各种斐波那契实现的Big-O [英] Big-O for various Fibonacci Implementations

问题描述

我只是尝试以各种方式实现代码(Java)，从而可以计算出斐波那契数列的第n个项，我希望验证自己学到了什么.

I just tried implementing code (in Java) for various means by which the nth term of the Fibonacci sequence can be computed and I'm hoping to verify what I've learnt.

迭代实现如下:

public int iterativeFibonacci(int n)
{
  if ( n == 1 ) return 0;
  else if ( n == 2 ) return 1;
  int i = 0, j = 1, sum = 0;
  for ( ; (n-2) != 0; --n )
  {
    sum = i + j;
    i = j;
    j = sum;
  }
  return sum;
}

递归实现如下:-

  public int recursiveFibonacci(int n)
  {
    if ( n == 1 ) return 0;
    else if ( n == 2 ) return 1;
    return recursiveFibonacci(n-1) + recursiveFibonacci(n-2);
  }

记住的实现如下:-

  public int memoizedFibonacci(int n)
  {
    if ( n <= 0 ) return -1;
    else if ( n == 1 ) return 0;
    else if ( n == 2 ) return 1;
    if ( memory[n-1] == 0 )
      memory[n-1] = memoizedFibonacci(n-1);
    if ( memory[n-2] == 0 )
      memory[n-2] = memoizedFibonacci(n-2);
    return memory[n-1]+memory[n-2];
  }

在试图弄清楚这些实现的Big-O时，我有点怀疑.我相信迭代实现为O(n)，因为它会循环N-2次.

I'm having a bit of a doubt when trying to figure out the Big-O of these implementations.

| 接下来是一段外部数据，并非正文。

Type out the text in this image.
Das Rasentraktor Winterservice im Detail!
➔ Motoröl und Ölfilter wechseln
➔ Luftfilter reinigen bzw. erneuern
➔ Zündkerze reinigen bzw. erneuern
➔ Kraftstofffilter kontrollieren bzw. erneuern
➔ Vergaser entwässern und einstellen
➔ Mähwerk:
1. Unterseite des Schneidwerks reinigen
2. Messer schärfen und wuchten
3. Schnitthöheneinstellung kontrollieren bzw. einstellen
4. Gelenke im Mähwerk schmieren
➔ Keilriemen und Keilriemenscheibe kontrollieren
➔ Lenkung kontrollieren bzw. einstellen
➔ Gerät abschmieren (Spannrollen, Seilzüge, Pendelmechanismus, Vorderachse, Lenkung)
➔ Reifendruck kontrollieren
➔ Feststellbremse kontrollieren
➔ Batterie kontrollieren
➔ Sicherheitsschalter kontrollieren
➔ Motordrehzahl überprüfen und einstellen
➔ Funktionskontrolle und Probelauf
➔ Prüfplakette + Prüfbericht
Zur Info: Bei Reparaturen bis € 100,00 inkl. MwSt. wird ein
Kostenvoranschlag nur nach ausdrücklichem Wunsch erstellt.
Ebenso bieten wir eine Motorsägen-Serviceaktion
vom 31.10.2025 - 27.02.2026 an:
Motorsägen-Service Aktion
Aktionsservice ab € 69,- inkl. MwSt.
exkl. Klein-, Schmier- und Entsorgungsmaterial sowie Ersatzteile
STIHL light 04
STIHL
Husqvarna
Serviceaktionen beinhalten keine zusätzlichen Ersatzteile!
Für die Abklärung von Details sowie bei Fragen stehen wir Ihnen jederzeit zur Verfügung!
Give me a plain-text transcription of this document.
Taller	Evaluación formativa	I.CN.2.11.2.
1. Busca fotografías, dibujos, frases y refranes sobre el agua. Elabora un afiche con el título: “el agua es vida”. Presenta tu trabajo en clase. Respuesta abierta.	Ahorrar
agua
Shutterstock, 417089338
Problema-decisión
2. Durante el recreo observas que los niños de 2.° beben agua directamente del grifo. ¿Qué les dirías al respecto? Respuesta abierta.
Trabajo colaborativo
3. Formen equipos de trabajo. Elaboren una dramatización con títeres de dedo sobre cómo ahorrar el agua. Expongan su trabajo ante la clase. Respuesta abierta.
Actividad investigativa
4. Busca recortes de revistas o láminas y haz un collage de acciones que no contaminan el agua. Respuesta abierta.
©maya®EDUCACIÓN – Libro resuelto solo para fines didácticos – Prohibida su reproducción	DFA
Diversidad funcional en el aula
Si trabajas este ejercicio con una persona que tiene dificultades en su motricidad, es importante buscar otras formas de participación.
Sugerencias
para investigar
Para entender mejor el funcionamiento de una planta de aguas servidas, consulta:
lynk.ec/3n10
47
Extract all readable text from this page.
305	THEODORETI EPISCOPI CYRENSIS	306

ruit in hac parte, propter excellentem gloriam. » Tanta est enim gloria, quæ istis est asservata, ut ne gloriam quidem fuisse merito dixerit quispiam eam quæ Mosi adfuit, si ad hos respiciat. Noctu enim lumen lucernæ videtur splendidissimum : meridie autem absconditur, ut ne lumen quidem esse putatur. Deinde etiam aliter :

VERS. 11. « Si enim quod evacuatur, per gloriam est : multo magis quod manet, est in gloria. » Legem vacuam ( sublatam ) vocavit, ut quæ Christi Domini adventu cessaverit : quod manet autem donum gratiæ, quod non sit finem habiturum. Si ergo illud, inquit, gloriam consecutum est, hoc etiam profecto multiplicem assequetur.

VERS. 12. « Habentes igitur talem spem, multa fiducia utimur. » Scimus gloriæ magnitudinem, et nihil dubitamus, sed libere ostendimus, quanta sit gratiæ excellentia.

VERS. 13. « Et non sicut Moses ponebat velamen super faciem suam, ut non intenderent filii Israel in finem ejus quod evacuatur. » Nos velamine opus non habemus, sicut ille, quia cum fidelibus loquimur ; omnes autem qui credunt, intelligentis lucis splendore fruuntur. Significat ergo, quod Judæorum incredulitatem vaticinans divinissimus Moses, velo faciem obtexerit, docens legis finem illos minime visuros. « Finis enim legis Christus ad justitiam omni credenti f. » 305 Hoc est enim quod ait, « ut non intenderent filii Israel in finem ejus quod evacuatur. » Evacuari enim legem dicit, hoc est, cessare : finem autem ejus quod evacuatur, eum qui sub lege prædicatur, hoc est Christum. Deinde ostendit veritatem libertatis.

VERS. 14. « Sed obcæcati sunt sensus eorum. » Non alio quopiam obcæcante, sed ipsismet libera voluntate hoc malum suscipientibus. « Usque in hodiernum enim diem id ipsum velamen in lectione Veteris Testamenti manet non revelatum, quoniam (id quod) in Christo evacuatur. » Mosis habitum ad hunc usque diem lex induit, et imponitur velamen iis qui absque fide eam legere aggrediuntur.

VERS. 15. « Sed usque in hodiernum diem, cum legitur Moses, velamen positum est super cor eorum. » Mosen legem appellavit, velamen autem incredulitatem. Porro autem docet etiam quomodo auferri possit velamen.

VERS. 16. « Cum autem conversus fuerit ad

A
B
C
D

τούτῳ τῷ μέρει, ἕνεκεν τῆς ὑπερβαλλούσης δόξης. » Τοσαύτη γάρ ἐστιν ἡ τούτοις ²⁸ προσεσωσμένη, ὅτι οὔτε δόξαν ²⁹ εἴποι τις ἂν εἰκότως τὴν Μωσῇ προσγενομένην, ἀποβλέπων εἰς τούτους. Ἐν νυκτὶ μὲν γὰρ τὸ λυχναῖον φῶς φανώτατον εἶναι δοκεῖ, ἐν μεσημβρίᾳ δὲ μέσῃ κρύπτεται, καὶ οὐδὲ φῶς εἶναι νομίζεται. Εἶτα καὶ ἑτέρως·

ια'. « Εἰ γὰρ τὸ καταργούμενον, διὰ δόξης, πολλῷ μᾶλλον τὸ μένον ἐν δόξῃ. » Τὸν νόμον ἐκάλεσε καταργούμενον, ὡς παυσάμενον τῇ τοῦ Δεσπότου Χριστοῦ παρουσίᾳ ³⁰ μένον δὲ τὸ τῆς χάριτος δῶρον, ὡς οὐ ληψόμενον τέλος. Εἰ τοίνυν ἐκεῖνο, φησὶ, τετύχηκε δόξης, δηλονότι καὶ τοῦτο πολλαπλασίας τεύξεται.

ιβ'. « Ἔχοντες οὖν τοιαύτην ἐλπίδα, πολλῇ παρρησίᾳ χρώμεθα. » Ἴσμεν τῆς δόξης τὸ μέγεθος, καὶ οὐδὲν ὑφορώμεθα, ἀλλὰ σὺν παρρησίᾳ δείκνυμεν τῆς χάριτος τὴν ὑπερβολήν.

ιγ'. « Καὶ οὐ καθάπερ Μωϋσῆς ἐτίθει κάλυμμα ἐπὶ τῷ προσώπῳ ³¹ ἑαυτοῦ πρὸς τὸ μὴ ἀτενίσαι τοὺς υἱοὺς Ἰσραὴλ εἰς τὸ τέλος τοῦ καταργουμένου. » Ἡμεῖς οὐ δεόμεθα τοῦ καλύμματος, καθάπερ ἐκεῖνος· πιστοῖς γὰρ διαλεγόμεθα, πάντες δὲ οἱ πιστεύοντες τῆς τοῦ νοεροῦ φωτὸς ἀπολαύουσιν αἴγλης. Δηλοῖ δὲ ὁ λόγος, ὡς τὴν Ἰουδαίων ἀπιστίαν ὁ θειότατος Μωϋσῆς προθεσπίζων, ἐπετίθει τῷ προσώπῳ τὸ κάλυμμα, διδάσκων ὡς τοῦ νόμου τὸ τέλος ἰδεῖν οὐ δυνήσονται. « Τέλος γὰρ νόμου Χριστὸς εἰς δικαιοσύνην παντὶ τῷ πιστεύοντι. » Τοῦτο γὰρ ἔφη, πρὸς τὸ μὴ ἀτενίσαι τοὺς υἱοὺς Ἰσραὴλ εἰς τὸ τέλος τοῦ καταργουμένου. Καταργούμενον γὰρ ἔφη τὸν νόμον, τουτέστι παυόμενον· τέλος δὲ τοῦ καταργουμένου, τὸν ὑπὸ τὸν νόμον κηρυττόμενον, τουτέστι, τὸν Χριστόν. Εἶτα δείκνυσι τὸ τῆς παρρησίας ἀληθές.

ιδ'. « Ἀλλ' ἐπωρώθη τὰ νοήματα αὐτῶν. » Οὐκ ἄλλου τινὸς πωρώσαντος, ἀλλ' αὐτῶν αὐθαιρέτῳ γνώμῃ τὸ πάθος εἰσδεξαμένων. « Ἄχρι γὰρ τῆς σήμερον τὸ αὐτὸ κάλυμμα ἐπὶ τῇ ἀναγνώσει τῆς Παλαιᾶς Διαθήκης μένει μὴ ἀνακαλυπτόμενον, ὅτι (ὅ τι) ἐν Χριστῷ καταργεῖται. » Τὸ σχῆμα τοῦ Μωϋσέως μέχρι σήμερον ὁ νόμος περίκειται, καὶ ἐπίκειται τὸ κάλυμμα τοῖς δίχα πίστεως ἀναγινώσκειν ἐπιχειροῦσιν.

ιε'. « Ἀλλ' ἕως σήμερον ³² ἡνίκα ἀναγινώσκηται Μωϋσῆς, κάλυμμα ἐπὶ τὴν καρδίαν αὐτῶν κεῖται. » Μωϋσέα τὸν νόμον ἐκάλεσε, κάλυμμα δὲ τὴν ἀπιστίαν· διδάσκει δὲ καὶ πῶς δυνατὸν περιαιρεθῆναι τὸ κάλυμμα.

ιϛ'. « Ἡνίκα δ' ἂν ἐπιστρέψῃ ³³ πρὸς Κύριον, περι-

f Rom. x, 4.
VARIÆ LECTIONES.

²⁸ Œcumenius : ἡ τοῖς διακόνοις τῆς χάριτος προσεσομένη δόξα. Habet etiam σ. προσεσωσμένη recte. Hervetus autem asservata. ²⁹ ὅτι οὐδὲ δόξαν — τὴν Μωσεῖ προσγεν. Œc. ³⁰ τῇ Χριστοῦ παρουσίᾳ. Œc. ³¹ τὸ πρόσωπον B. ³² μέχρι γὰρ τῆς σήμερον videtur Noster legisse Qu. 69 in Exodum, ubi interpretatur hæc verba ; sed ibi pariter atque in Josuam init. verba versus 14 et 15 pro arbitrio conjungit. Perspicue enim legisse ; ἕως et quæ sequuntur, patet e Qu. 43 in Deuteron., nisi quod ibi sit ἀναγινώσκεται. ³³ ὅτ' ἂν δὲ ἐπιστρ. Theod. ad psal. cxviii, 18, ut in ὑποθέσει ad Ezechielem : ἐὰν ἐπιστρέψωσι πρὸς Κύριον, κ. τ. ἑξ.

I believe the iterative implementation to be O(n) as it loops through N-2 times.

在递归函数中，有一些值需要重新计算，因此我认为它是 O(n ^ 2).

In the recursive function, there are values recomputed, hence I think it's O(n^2).

在记忆功能中，超过一半的值是基于记忆访问的.我已经读到，如果将问题空间减少一小部分所需的时间不变，那么算法是O(log N)，如果花费恒定的时间，算法是O(N)减少问题空间的固定数量.我是否相信所记住的实现复杂度 O(n)是对的吗?如果是这样，那么迭代实现不是这三个方法中最好的吗?(因为它不使用备注所需的额外内存).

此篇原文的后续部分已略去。